Sorry, Spider-Man – The Boy And The Heron Deserved The Oscar Upset
Hayao Miyazaki's "The Boy and the Heron" has won the Academy Award for Best Animated Feature. Like when his film "Spirited Away" took home the Best Animated Feature Oscar in 2003, Miyazaki himself wasn't there to accept the award in person tonight (the first time, he was protesting the Iraq War, and WOW did history vindicate him).
This was a bit of an upset: "The Boy and the Heron" is rightfully acclaimed, but it had a worthy challenger in "Spider-Man: Across The Spider-Verse," which won Best Animated Feature at the 51st Annie Awards this February (the Annies are focused exclusively on animation). Christopher Miller, one of the writers and producers of "Across the Spider-Verse," took his Oscars defeat in good humor, posting on X/Twitter: "Well, if you're gonna lose, might as well lose to the GOAT [greatest of all time]."
We here at /Film are big fans of "Spider-Man: Across The Spider-Verse" (read our review from back in May 2023).

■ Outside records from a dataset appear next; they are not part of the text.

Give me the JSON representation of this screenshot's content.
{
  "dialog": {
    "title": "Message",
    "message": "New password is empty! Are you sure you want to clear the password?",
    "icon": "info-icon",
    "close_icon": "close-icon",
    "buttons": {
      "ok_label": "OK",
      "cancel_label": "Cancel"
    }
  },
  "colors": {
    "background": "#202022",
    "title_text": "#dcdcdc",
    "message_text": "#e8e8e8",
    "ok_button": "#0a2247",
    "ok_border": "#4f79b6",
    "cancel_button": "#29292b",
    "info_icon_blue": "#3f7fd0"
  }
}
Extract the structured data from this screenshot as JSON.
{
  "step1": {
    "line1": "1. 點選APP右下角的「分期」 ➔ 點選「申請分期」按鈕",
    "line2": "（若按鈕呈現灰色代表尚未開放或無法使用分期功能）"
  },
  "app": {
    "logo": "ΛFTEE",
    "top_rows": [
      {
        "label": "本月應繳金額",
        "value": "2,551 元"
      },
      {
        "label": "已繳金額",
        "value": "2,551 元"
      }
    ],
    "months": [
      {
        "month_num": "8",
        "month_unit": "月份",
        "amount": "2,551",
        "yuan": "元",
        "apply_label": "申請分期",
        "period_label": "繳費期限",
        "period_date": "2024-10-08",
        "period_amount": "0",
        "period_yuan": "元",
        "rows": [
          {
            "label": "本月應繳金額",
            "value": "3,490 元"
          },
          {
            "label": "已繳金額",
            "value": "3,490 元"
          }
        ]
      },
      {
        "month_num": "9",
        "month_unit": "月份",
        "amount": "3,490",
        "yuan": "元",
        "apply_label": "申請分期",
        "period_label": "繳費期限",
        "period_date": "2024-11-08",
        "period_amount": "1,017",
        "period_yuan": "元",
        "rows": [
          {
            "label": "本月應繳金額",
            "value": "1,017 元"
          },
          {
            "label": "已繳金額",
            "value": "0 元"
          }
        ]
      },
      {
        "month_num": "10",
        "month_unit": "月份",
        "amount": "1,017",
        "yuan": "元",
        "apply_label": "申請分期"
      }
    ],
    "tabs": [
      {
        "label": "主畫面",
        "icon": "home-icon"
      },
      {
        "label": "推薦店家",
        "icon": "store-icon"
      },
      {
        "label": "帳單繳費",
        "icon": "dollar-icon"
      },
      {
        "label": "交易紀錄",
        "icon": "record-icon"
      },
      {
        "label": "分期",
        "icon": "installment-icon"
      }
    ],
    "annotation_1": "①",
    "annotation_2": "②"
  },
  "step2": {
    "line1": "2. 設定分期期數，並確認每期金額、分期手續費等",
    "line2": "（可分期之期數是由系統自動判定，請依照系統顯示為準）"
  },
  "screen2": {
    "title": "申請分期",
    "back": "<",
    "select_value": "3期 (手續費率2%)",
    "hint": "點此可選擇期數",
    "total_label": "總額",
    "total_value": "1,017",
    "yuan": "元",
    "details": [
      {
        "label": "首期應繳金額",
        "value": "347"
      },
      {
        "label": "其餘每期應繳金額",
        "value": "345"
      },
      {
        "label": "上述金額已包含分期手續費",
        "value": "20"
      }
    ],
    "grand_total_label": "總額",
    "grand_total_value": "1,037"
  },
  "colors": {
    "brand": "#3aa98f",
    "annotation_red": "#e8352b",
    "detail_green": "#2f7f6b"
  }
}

But that said, the Academy made the right call picking "The Boy and the Heron." It may not be as formally experimental as "Spider-Verse," with this film largely hewing to a somewhat familiar "Ghibli aesthetic," but it is a more personal movie and has more on its mind than "Spider-Man" does.
The Boy and the Heron takes the gold
Hayao Miyazaki is our greatest living animator. He doesn't have to be your favorite for you to admit the titanic impact of his work. He's also 83 years old, and as he's kept working through his twilight years, critics have been quick to pin down his movies as a sign of his retirement; his one-time planned final curtain, 1997's "Princess Mononoke," now feels akin to Clint Eastwood's "Unforgiven" — a coup de grace that essentially served as the beginning of a new chapter for a beloved filmmaker.
All that said, "The Boy and the Heron" is very much about Miyazaki feeling his mortality and how the works he's made will live on after he's gone. The film's protagonist, Mahito, travels to a fantasy world built by his granduncle, "The Architect." The Architect knows he can't keep holding his world up together for much longer and asks Mahito to take his place, but the boy chooses instead to find his own path.
"The Boy and the Heron" has an incredible voice cast for the English dub, but it's a Japanese story to its core and an unmistakably Miyazaki movie. The film's true title (changed for international release) is "How Do You Live?", which is more attuned to the themes Miyazaki explores.
"The Boy and the Heron" achieving this honor is not just proof of Miyazaki's genius spreading across the globe (even if I imagine he himself is indifferent), it's a call for the Oscars to continue getting more and more global in what films they honor. With the increasingly international makeup of the voting body, expect more cool Oscar surprises like this in the years to come.